To be successful in overcoming these challenges, a whole mine approach would be required including taking into account of mining operations, maintenance procedures, fuel quality, ventilation provisions, monitoring protocols and well-organised education and training programs. In this regard due recognition must be accorded to the advice and guidance provided in publications produced by the various State Mines Departments including the ‘Guideline for management of diesel emissions in Western Australian mining operations’ produced by the Minerals Industry Advisory Council (MIAC) of the Western Australian Department of Mines and Petroleum, not to mention the equally informative Guidelines of New South Wales’ MDG 29 and Queensland’s QGN 21.
Included in these and other documents references are made to a hierarchy of controls such as:
- replacement of diesel powered plant and equipment with electrically operated equivalents
- use of lower emission fuel eg ultra-low sulphur fuel and/or bio-diesel blends
- improving mine ventilation systems eg using the main return airway for material transport and/or use Ventilation on Demand to improve localised conditions when appropriate
- isolate personnel wherever possible in enclosed pressure controlled cabs or alternatively use respiratory protection for those working in high exhaust emission environments
- keep up to date with relevant/recent research outcomes and consider full-scale trials of newly developed systems such as CSIRO’s Acoustic Agglomeration system and Exhaust Catalyser
- ensure the highest level of communication with, and education and training of, all employees.

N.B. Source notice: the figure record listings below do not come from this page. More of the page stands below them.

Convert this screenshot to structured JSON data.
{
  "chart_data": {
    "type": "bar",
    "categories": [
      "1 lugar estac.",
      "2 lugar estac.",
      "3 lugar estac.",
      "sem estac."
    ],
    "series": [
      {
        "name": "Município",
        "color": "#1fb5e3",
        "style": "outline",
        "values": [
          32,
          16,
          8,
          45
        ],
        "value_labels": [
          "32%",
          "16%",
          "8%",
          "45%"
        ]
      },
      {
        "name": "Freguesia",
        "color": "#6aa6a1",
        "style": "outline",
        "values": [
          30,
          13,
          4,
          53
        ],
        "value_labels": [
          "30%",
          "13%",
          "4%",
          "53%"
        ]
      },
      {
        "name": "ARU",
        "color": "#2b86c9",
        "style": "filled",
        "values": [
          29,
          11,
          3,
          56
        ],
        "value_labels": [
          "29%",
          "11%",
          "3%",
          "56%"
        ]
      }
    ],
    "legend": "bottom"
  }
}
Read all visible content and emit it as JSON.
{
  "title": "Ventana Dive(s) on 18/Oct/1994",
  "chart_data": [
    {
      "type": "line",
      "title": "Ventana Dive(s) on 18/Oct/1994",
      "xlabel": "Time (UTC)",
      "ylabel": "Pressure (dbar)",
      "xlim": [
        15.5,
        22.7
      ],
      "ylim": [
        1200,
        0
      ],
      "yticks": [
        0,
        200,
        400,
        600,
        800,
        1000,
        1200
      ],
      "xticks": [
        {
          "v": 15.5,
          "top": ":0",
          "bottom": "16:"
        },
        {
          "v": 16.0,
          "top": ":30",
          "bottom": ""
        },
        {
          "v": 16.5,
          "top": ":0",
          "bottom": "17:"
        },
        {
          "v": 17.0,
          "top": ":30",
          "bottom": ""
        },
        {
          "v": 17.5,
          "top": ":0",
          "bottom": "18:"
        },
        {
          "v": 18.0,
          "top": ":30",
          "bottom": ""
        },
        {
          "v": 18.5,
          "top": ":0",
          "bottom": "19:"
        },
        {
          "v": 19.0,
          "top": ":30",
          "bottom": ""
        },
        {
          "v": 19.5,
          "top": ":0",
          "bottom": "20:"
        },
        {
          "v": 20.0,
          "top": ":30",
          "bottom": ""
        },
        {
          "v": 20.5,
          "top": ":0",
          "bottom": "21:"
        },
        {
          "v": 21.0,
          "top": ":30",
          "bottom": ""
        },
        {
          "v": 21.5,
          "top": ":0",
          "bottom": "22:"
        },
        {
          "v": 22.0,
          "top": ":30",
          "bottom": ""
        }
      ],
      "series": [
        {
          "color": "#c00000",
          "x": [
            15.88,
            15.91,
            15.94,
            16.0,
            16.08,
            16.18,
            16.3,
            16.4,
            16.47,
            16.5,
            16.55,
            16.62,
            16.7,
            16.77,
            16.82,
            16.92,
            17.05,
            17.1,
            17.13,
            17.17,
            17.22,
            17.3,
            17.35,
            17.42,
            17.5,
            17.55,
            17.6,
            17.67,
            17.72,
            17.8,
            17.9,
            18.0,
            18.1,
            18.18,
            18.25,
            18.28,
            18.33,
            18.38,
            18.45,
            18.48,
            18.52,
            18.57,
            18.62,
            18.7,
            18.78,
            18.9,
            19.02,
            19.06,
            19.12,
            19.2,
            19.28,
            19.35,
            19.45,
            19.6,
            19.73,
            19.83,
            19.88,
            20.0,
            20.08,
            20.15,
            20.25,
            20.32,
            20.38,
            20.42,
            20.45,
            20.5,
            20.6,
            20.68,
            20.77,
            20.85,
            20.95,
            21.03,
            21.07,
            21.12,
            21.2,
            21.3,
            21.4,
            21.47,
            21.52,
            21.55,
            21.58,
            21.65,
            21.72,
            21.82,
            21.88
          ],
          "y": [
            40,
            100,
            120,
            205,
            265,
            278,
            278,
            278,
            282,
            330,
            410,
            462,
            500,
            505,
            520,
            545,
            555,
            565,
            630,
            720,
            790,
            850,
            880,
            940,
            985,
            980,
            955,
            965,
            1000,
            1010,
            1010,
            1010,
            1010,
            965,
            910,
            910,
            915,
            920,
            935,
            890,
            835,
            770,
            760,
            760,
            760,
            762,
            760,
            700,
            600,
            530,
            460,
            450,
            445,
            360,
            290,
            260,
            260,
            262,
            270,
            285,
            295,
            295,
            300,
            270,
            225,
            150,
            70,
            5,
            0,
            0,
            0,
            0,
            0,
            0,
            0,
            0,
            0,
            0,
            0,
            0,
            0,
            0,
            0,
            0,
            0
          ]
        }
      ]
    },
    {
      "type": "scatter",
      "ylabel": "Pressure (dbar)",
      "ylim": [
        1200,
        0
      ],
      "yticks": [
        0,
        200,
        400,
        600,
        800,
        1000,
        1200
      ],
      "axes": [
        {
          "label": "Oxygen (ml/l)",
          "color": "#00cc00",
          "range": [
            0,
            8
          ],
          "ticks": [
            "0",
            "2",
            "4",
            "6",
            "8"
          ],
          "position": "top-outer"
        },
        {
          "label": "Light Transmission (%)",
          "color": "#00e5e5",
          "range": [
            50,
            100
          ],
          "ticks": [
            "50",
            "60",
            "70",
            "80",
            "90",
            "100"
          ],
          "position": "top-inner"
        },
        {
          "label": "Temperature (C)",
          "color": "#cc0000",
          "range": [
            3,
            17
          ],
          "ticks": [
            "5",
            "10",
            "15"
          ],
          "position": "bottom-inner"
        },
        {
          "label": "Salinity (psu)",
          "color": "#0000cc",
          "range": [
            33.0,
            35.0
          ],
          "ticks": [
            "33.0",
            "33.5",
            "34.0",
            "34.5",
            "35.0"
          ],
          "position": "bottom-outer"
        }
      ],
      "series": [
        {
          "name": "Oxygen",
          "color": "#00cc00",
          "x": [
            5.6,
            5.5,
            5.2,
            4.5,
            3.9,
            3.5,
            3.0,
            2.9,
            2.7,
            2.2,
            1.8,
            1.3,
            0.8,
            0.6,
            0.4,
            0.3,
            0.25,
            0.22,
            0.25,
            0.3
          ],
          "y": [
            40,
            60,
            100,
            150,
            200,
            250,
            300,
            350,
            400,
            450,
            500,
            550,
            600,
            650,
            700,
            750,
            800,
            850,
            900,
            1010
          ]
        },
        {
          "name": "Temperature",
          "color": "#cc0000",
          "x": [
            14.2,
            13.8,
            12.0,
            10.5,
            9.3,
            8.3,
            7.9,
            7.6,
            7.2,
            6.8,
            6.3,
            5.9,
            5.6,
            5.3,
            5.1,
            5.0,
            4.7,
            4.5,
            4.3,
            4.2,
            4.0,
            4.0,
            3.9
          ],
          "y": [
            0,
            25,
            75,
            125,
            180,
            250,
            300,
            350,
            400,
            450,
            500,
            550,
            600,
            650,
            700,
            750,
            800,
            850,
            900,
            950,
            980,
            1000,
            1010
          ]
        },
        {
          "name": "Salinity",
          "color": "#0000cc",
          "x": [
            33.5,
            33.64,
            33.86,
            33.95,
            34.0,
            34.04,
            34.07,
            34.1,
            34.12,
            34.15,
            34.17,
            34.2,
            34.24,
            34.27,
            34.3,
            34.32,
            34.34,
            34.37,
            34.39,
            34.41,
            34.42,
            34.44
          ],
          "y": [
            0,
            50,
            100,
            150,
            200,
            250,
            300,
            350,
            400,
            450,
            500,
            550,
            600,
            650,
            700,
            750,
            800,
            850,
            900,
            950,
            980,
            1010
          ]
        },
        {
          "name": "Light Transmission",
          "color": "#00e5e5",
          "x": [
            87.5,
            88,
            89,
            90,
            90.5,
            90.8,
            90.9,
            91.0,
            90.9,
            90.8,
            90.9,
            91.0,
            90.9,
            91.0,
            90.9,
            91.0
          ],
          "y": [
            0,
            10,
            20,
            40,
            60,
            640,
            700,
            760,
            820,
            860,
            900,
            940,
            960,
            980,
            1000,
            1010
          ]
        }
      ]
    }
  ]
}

As indicated throughout this article, there is a growing body of evidence indicating that the inhalation of diesel exhaust products can adversely and possibly seriously affect human health, and this must especially be the case for those employed in underground hard-rock mines where diesel equipment predominate.

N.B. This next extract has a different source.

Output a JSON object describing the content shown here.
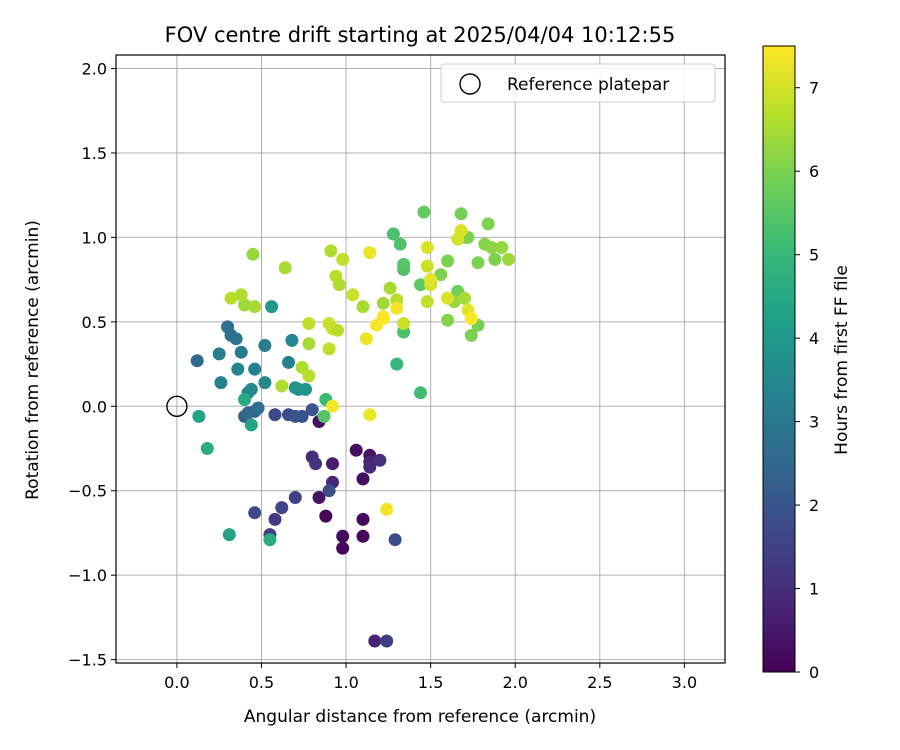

Consequently, it is suggested that in parallel with the ongoing NHMRC sponsored epidemiological study, a thorough review of the atmospheric conditions prevailing in Western Australian underground mines would be an appropriate first step to assess the scale of the challenge we face. We know the equipment is available as indicated by NIOSH’s research work at its experimental mine and the recent laboratory tests carried out at Queensland University of Technology. Consequently, it is up to the industry to take ownership of this challenge and in doing so lead the way to demonstrate, once again, that safety and cost-effective mining can always be complementary, providing the management strategy is soundly evidence based.